The efforts to erect the column were lead by Carlo Barsotti, the Italian-American publisher of Il Progresso Italo Americano, and were largely underwritten by Italian Americans through donations. The column’s form and iconography speaks to the lasting power of antiquity’s monumental forms. Columns crowned with statues were erected as victory monuments in ancient Rome and Greece. The 400th anniversary of Columbus’ discovery of America in 1892 was a widely celebrated event in the US, with the Columbian exposition or the Chicago’s World Fair opening in 1893. In NY, an honorific column was erected to Columbus

A top the column is a 13 foot statue of Columbus. The column is decorated with anchors and rostra (the beaks of ships), which were symbols of naval victory in ancient Rome, as well as inscriptions in English and Italian that celebrated Columbus’ discovery.

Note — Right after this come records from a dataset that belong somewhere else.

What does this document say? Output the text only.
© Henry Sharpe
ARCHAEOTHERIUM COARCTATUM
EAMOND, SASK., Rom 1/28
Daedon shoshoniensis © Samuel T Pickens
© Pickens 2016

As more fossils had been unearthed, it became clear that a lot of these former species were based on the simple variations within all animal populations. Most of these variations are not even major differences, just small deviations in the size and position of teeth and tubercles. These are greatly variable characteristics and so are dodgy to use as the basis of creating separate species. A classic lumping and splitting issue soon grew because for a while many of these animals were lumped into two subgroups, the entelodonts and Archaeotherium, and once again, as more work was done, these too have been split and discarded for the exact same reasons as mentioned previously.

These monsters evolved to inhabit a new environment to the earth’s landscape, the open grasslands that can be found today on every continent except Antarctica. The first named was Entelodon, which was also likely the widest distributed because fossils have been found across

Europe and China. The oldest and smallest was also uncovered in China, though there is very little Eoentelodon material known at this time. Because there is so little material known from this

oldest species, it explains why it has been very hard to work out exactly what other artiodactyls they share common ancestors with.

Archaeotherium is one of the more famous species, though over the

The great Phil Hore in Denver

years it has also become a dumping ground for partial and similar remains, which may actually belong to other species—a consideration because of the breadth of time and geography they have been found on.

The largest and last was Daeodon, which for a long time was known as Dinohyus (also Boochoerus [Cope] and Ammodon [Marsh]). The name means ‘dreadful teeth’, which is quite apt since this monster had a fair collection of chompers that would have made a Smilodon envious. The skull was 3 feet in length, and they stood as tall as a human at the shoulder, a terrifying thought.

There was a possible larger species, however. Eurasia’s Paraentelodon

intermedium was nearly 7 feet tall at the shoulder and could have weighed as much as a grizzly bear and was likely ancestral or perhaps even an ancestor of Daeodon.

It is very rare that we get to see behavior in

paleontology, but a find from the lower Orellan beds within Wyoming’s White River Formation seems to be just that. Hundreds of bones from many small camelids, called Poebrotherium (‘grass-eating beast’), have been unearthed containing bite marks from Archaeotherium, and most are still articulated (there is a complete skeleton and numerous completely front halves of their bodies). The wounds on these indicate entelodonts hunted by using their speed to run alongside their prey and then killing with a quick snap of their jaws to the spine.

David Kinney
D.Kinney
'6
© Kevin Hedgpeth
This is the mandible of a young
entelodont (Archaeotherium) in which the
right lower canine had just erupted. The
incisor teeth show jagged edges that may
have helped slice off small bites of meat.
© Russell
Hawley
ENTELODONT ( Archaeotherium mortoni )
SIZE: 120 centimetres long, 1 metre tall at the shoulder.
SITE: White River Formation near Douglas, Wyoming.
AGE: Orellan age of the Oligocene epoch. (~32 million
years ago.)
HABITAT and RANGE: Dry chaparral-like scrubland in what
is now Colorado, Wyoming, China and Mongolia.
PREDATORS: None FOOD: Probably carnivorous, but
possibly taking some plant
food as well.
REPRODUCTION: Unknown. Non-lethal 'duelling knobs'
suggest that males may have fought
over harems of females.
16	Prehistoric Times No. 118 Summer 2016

The iconography of the column’s decoration was clear to a viewer who knew classical culture and those that did not. On the column’s pedestal was winged youth, who was studying the globe, an allusion to Columbus’ successful naval exploration, there are two bronze bas-reliefs on the bottom of the pedestal. The commissioning of this monument reflects that NYC’s immigrant populations–not only the elite of NYC–engaged in the tradition of commemorating great men of the past through a classical lexicon and iconography.

The column is not a relic of a bygone era of America discovering and building her Empire, but is a dynamic monument of the contemporary cityscape. In Fall 2012, with the support of the Public Art Fund, Tatzu Nishi, a Japanese-born artist, created a contemporary art installation, called Discovering Columbus, around the statue. This engaging project saw Nishi create a furnished, living room, where visitors could sit, while looking down Broadway or gazing up at Columbus. By creating this room around Columbus, Nishi interpreted the column in a “contemporary New York style,” creating an effect that unique, surreal opportunity to experience a historical monument, in a way that as one almost never does. Nishi’s selection of the Column of Columbus reminds us that ancient material culture does not go out of style, but continues to influence the production of art and culture in New York City in new and original ways to this day.